23.11.21
09:37

Appel au calme et au dialogue en Guadeloupe

Le rétablissement de l'ordre public en Guadeloupe, en proie à une contestation sociale liée à l'obligation vaccinale contre le Covid, est le "préalable à toute discussion", a averti mardi le ministre français de l'Intérieur Gérald Darmanin. "La situation est toujours très difficile (...) Ce qui est certain c'est que le rétablissement de l'ordre public est le préalable à toute discussion évidemment", a déclaré M. Darmanin sur France Inter, assurant que des gendarmes avaient été la cible de tirs à balles réelles.  Il y a eu "plus de 90 interpellations", "plus de 60 gardes à vue" et des comparutions immédiates qui ont eu lieu "dès hier": "la réponse de l'Etat est ferme", a-t-il ajouté.

Selon le ministre des Outre-mers Sébastien Lecornu, il s'agit de "personnes qui sont malheureusement déjà défavorablement connues des services de police ou de la justice qui se servent de cette crise pour s'exprimer dans la violence", a-t-il dit mardi sur France 2. "Si on acceptait la revendication d'une minorité violente et agissante qui consiste à dire pas de vaccination en Guadeloupe, on accepterait de facto que la population guadeloupéenne est moins bien protégée contre une maladie que le reste de la population", a expliqué M. Darmanin.

Dans cette île où un tiers de la population vit sous le seuil de pauvreté (Insee), les violences ont débuté après plusieurs jours de mobilisation syndicale pour contester l'obligation vaccinale des soignants et des pompiers. "L'arrivée des forces de l'ordre a calmé une partie des difficultés me semble-t-il mais il y a encore des difficultés", a insisté Gérald Darmanin.

Lundi, le Premier ministre Jean Castex a annoncé la création d'une "instance de dialogue" afin de "convaincre et d'accompagner individuellement, humainement", les professionnels concernés par l'obligation vaccinale, pour tenter de calmer l'embrasement.

Ce mardi, le gouvernement s'est engagé à fournir des vaccins contre le Covid-19 sans ARN messager aux soignants en Guadeloupe qui le désirent, répondant à l'une des demandes portées par ceux contestant l'obligation vaccinale, a indiqué mardi le ministre des Outre-mers Sébastien Lecornu 

La contestation contre l'obligation vaccinale des soignants et des pompiers entamée le 15 novembre a tourné à la crise sociale émaillée de violences en Guadeloupe, où un tiers de la population vit sous le seuil de pauvreté selon l'Insee. 
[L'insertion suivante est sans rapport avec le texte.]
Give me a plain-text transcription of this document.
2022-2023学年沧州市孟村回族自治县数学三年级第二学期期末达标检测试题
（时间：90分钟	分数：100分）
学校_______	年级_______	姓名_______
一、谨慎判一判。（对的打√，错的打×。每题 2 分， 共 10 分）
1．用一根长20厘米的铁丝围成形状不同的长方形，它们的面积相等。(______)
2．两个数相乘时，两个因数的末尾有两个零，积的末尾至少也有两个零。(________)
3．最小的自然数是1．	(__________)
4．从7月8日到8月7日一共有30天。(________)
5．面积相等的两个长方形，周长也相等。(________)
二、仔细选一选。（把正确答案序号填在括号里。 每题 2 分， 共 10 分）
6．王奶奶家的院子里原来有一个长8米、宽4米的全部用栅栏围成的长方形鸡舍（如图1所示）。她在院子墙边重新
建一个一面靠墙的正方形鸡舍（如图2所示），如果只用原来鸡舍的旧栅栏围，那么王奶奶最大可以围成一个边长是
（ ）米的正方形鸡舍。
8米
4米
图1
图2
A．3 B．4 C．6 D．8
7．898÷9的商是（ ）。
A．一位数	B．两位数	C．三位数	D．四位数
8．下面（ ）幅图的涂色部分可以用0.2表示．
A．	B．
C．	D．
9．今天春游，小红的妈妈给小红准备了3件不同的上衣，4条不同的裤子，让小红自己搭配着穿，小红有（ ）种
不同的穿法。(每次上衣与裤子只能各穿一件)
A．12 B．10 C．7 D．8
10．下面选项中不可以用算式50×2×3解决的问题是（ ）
Avec les soignants, "on est aussi sur un dialogue social entre l'employeur, le ministère de la Santé et des solidarités, et ses employés pour trouver les solutions", ainsi "on s'est engagé hier soir à trouver d'autres types de vaccins" pour ceux qui refusent les vaccins à ARN messager, a indiqué M. Lecornu sur France 2.

Les vaccins disponibles jusqu'ici en Guadeloupe étaient "essentiellement des vaccins" Pfizer/BioNtech, a précisé le ministère des Outre-mers.

"Pour ceux qui refusent de se faire vacciner et préfèrent abandonner leur qualité de soignants et demandent d'ores et déjà une reconversion professionnelle, on va les accompagner et là on va avoir besoin du conseil régional, donc Ary Chalus (président du conseil régional de Guadeloupe, NDLR) va être mobilisé sur ces sujets", a ajouté M. Lecornu.

Lundi, le Premier ministre Jean Castex a annoncé la création d'une "instance de dialogue" afin de "convaincre et d'accompagner individuellement, humainement", les professionnels concernés par l'obligation vaccinale, dans une tentative pour calmer l'embrasement.

Pour le ministre des Outre-mers, "il y aurait quelque chose de scandaleux à ne pas appliquer la loi de la République sur l'obligation vaccinale des soignants et des pompiers en Guadeloupe".

Selon lui, 87% des soignants et 43% des pompiers sont vaccinés.